The court’s newest member, Justice Kavanaugh, did not note a dissent in any of those cases, suggesting that he was following Chief Justice Roberts’s lead. That changed on Friday, casting the new dynamic at the court into sharp relief.

The Supreme Court’s brief order gave no reasons, as is typical in rulings on stay requests. The case is at a preliminary stage, and it will move forward in the lower courts.

The next step is for the Ninth Circuit to hear the administration’s appeal of Judge Tigar’s preliminary injunction. If the appeals court affirms it, Judge Tigar would ordinarily conduct further proceedings on whether to make the injunction permanent.

Lee Gelernt, a lawyer with the A.C.L.U., which represents groups challenging the new asylum policy along with the Center for Constitutional Rights and the Southern Poverty Law Center, said he welcomed the court’s action.

“The Supreme Court’s decision to leave the asylum ban blocked will save lives and keep vulnerable families and children from persecution,” Mr. Gelernt said. “We are pleased the court refused to allow the administration to short-circuit the usual appellate process.”

In blocking the administration’s new asylum policy, lower courts ruled that a federal law plainly allowed asylum applications from people who had entered the country unlawfully.

“Any alien who is physically present in the United States or who arrives in the United States,” the relevant federal statute says, may apply for asylum — “whether or not at a designated port of arrival.”

That language makes the case an easy one, said Stephen Legomsky, a law professor at Washington University in St. Louis and the former chief counsel for Citizenship and Immigration Services.

“The statutory language is so clear,” Professor Legomsky said. “The only surprising thing for me is that four justices were willing to stay the injunction.”

In urging the Supreme Court to issue a stay of Judge Tigar’s ruling, the Trump administration said the president was authorized to address border security by imposing the new policy.

“The United States has experienced a surge in the number of aliens who enter the country unlawfully from Mexico and, if apprehended, claim asylum and remain in the country while the claim is adjudicated, with little prospect of actually being granted that discretionary relief,” Solicitor General Noel J. Francisco told the justices.

“The president, finding that this development encourages dangerous and illegal border crossings and undermines the integrity of the nation’s borders, determined that a temporary suspension of entry by aliens who fail to present themselves for inspection at a port of entry along the southern border is in the nation’s interest,” Mr. Francisco wrote.

The challengers said that Congress had made a different determination, one that only Congress can alter.

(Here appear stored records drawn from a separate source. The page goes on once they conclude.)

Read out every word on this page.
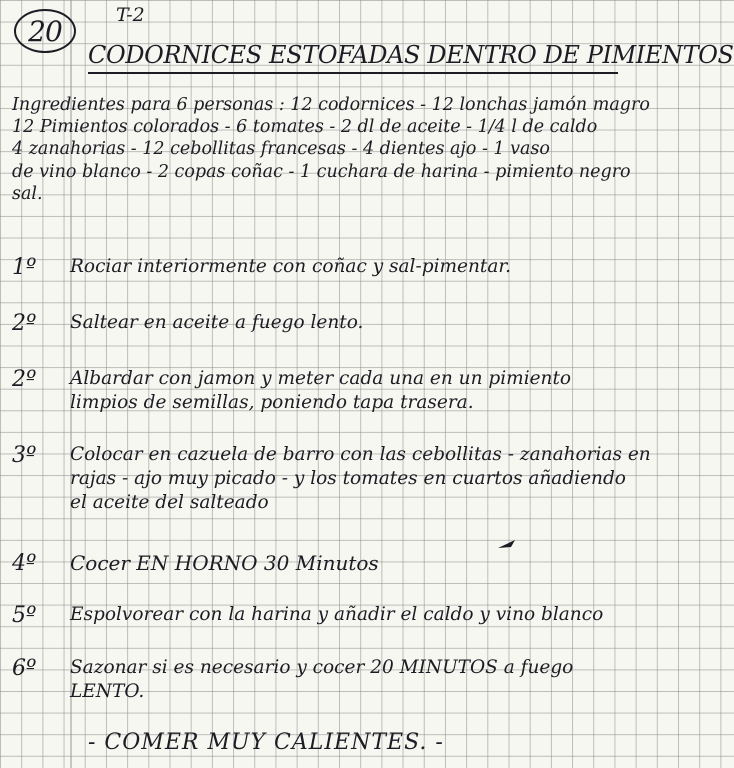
20	T-2
CODORNICES ESTOFADAS DENTRO DE PIMIENTOS
Ingredientes para 6 personas : 12 codornices - 12 lonchas jamón magro
12 Pimientos colorados - 6 tomates - 2 dl de aceite - 1/4 l de caldo
4 zanahorias - 12 cebollitas francesas - 4 dientes ajo - 1 vaso
de vino blanco - 2 copas coñac - 1 cuchara de harina - pimiento negro
sal.
1º Rociar interiormente con coñac y sal-pimentar.
2º Saltear en aceite a fuego lento.
2º Albardar con jamon y meter cada una en un pimiento
limpios de semillas, poniendo tapa trasera.
3º Colocar en cazuela de barro con las cebollitas - zanahorias en
rajas - ajo muy picado - y los tomates en cuartos añadiendo
el aceite del salteado
4º Cocer EN HORNO 30 Minutos
5º Espolvorear con la harina y añadir el caldo y vino blanco
6º Sazonar si es necesario y cocer 20 MINUTOS a fuego
LENTO.
- COMER MUY CALIENTES. -
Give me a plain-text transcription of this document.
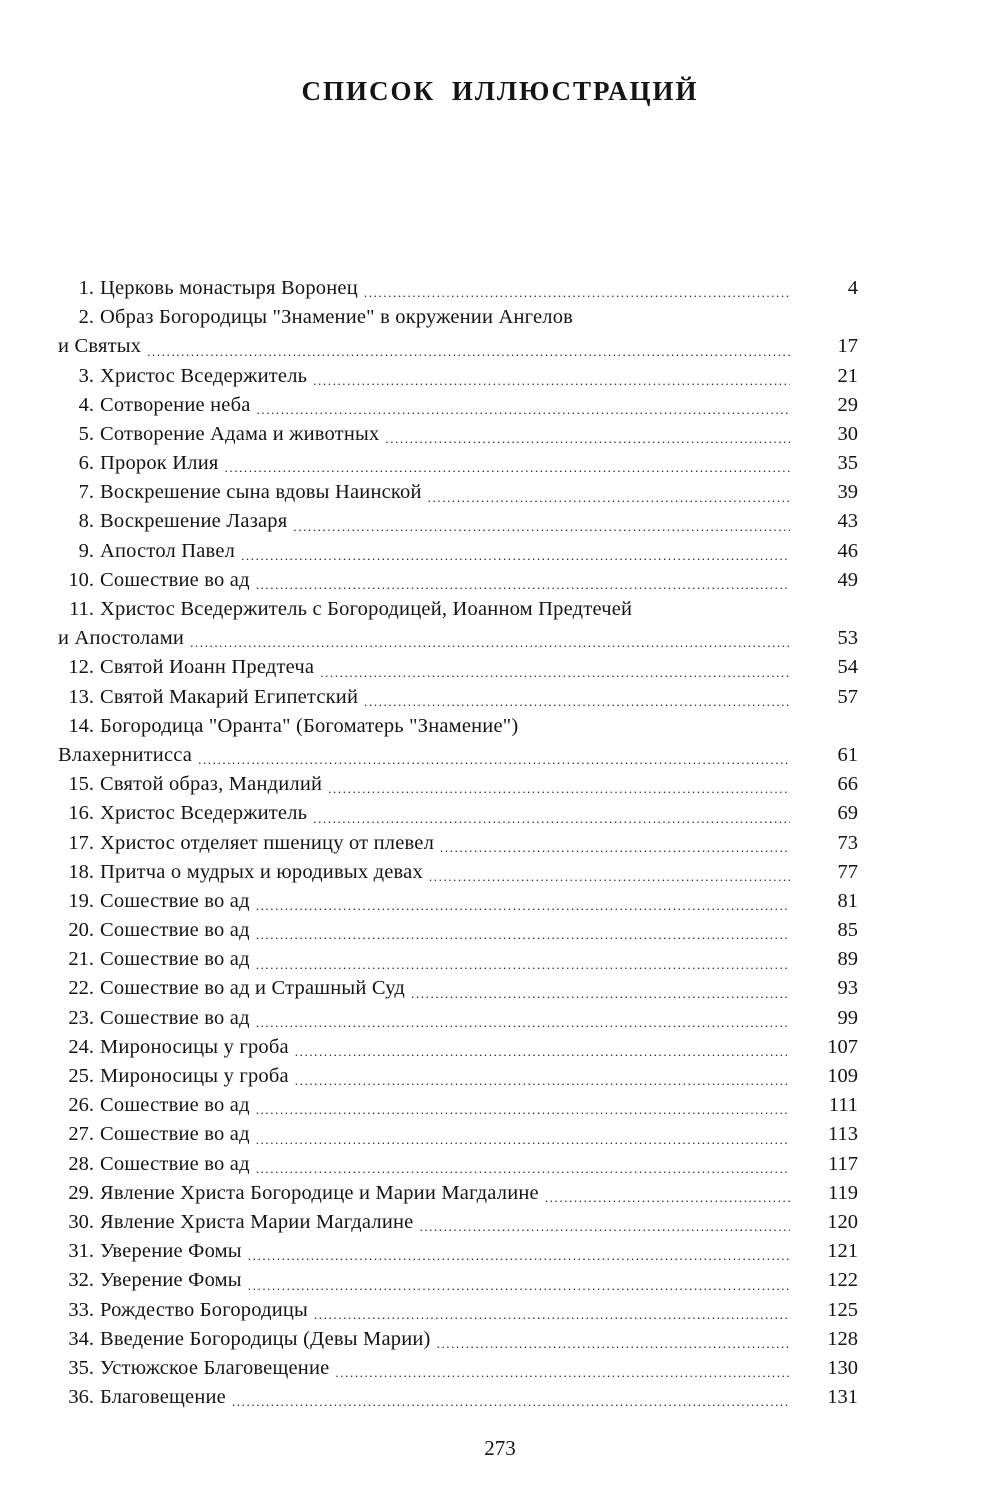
СПИСОК ИЛЛЮСТРАЦИЙ
1. Церковь монастыря Воронец .....	4
2. Образ Богородицы "Знамение" в окружении Ангелов
и Святых .....	17
3. Христос Вседержитель .....	21
4. Сотворение неба .....	29
5. Сотворение Адама и животных .....	30
6. Пророк Илия .....	35
7. Воскрешение сына вдовы Наинской .....	39
8. Воскрешение Лазаря .....	43
9. Апостол Павел .....	46
10. Сошествие во ад .....	49
11. Христос Вседержитель с Богородицей, Иоанном Предтечей
и Апостолами .....	53
12. Святой Иоанн Предтеча .....	54
13. Святой Макарий Египетский .....	57
14. Богородица "Оранта" (Богоматерь "Знамение")
Влахернитисса .....	61
15. Святой образ, Мандилий .....	66
16. Христос Вседержитель .....	69
17. Христос отделяет пшеницу от плевел .....	73
18. Притча о мудрых и юродивых девах .....	77
19. Сошествие во ад .....	81
20. Сошествие во ад .....	85
21. Сошествие во ад .....	89
22. Сошествие во ад и Страшный Суд .....	93
23. Сошествие во ад .....	99
24. Мироносицы у гроба .....	107
25. Мироносицы у гроба .....	109
26. Сошествие во ад .....	111
27. Сошествие во ад .....	113
28. Сошествие во ад .....	117
29. Явление Христа Богородице и Марии Магдалине .....	119
30. Явление Христа Марии Магдалине .....	120
31. Уверение Фомы .....	121
32. Уверение Фомы .....	122
33. Рождество Богородицы .....	125
34. Введение Богородицы (Девы Марии) .....	128
35. Устюжское Благовещение .....	130
36. Благовещение .....	131
273
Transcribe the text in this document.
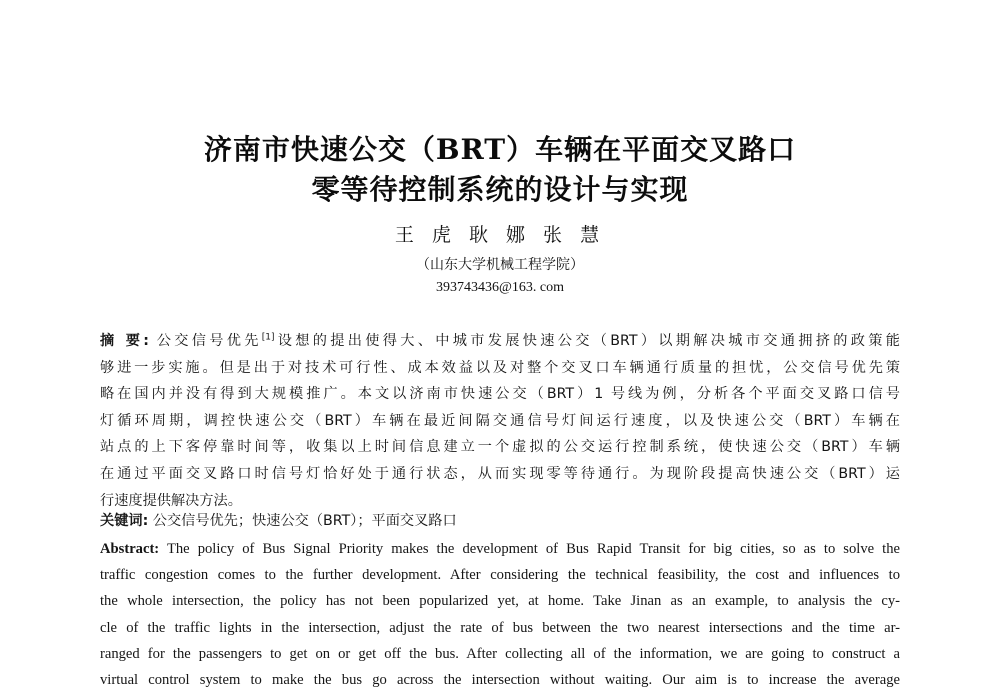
济南市快速公交（BRT）车辆在平面交叉路口
零等待控制系统的设计与实现
王 虎 耿 娜 张 慧
（山东大学机械工程学院）
393743436@163. com
摘 要: 公交信号优先[1]设想的提出使得大、中城市发展快速公交（BRT）以期解决城市交通拥挤的政策能
够进一步实施。但是出于对技术可行性、成本效益以及对整个交叉口车辆通行质量的担忧，公交信号优先策
略在国内并没有得到大规模推广。本文以济南市快速公交（BRT）1 号线为例，分析各个平面交叉路口信号
灯循环周期，调控快速公交（BRT）车辆在最近间隔交通信号灯间运行速度，以及快速公交（BRT）车辆在
站点的上下客停靠时间等，收集以上时间信息建立一个虚拟的公交运行控制系统，使快速公交（BRT）车辆
在通过平面交叉路口时信号灯恰好处于通行状态，从而实现零等待通行。为现阶段提高快速公交（BRT）运
行速度提供解决方法。
关键词: 公交信号优先；快速公交（BRT）；平面交叉路口
Abstract: The policy of Bus Signal Priority makes the development of Bus Rapid Transit for big cities, so as to solve the
traffic congestion comes to the further development. After considering the technical feasibility, the cost and influences to
the whole intersection, the policy has not been popularized yet, at home. Take Jinan as an example, to analysis the cy-
cle of the traffic lights in the intersection, adjust the rate of bus between the two nearest intersections and the time ar-
ranged for the passengers to get on or get off the bus. After collecting all of the information, we are going to construct a
virtual control system to make the bus go across the intersection without waiting. Our aim is to increase the average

“After World War II and the horrors experienced by refugees who were turned away by the United States and elsewhere, Congress joined the international community in adopting standards for the treatment of those fleeing persecution,” lawyers with the A.C.L.U. wrote. “A key safeguard is the assurance, explicitly and unambiguously codified, that one fleeing persecution can seek asylum regardless of where, or how, he or she enters the country.”